Ideal leisure-time physical activity, compared with poor activity, was associated with a higher prevalence of normal diastolic function (39.8% vs. 31.5%, P<0.001) in older adults.
Cross-Sectional (n=4,342)
Sí
Does higher or improving leisure-time physical activity attenuate adverse age-related changes in cardiac structure and function in older adults free of cardiovascular disease?
Sustaining or increasing leisure-time physical activity over a 24-year period is associated with more favorable indices of left ventricular diastolic and systolic function in older adults.
Tasa de eventos absoluta: 39.8% vs 31.5%
valor p: p=< 0.001
AIMS: Adults who engage in leisure-time physical activity (LTPA) have a reduced risk of developing heart failure. We hypothesized that high levels of LTPA are associated with diminished adverse age-related changes in cardiac structure and function. METHODS AND RESULTS: We studied 4342 Atherosclerosis Risk in Communities Study participants free of cardiovascular disease who underwent standardized echocardiography. In a cross-sectional analysis, we related LTPA (poor, intermediate, or ideal) to cardiac structure and function. We also related cumulative average LTPA over 24 years and changes in LTPA categories to echocardiographic measures.
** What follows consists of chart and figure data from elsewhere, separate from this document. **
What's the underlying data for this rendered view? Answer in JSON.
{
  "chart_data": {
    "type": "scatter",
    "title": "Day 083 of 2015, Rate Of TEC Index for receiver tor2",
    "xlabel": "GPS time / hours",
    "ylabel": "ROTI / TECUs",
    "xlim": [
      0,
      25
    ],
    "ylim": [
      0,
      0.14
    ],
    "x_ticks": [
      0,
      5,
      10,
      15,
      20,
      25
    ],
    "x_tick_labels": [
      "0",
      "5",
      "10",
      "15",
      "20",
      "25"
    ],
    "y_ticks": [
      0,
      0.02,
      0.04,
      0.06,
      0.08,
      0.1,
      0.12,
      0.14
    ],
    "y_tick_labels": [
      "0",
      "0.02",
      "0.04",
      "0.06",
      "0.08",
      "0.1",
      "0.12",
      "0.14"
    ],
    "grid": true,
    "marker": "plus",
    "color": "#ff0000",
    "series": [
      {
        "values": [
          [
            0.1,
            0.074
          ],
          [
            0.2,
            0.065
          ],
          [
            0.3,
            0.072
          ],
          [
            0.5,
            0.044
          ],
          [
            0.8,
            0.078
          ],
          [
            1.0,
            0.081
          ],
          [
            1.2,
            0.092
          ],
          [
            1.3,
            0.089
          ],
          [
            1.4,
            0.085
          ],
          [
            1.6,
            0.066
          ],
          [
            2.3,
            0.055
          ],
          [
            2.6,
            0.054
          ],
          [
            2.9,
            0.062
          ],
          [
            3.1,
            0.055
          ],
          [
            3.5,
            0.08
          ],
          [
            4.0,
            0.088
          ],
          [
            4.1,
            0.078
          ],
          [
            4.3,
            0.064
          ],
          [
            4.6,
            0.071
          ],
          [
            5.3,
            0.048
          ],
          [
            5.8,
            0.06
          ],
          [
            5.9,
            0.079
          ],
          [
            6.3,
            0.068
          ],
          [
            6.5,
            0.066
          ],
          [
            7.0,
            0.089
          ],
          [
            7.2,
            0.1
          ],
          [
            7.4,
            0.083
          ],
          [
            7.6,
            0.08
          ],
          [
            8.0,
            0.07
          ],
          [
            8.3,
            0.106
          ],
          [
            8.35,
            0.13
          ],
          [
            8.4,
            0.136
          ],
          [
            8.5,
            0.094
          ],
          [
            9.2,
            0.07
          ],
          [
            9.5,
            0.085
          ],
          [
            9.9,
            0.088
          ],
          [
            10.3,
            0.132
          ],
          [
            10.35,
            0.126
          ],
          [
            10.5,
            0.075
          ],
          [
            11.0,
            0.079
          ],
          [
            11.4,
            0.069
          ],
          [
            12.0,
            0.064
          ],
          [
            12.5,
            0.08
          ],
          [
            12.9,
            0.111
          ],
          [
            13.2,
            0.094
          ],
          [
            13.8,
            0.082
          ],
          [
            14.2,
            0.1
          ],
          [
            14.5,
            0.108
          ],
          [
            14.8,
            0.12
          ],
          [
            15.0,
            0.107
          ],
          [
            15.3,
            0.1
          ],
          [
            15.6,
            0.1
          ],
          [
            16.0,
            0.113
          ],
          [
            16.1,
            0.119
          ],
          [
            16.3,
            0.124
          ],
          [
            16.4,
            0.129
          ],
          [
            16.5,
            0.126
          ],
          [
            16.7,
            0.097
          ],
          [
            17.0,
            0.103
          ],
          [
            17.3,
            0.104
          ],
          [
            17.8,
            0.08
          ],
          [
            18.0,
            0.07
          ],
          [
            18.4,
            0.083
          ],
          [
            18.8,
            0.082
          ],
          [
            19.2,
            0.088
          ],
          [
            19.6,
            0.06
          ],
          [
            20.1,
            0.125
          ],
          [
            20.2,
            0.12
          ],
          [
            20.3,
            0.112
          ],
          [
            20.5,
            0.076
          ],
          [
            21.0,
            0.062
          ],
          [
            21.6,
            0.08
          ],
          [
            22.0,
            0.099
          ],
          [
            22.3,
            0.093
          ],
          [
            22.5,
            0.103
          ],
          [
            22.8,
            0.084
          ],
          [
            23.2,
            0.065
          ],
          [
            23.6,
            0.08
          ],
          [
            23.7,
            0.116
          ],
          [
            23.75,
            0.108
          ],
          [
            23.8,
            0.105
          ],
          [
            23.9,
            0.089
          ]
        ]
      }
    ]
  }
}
Cross-sectional analysis demonstrated that ideal LTPA, compared with poor LTPA, was associated with better diastolic function prevalence of normal diastolic function: 39.8% vs. 31.5%, P < 0.001; mean E/E' ratio (95% CI): 9.8 (9.6, 9.9) vs. 10.4 (10.2, 10.5), P = 0.001 and better systolic function left-ventricular (LV) longitudinal strain: -18.3 (-18.4, -18.2) vs. -17.9 (-18.0, -17.8), P < 0.001 after adjusting for age, sex, race, and centre. Higher cumulative average LTPA over 24 years or an improvement in LTPA category were also, respectively, related to a more favourable E/E' ratio (P < 0.0001, P = 0.004) and longitudinal LV strain (P = 0.0002, P = 0.002). CONCLUSION: Ideal LTPA, higher average levels of LTPA over a 24-year period, and an improvement in LTPA even later in life were associated with more favourable indices of LV diastolic and systolic function in older adults. Sustaining higher levels of LTPA, and even increasing physical activity later in life, may be beneficial for older adults in attenuating expected age-related changes in cardiac structure and function.
Hegde et al. (Tue,) conducted a cross-sectional in free of cardiovascular disease (n=4,342). Ideal leisure-time physical activity (LTPA) vs. Poor LTPA was evaluated on normal diastolic function (p=< 0.001). Ideal leisure-time physical activity, compared with poor activity, was associated with a higher prevalence of normal diastolic function (39.8% vs. 31.5%, P<0.001) in older adults.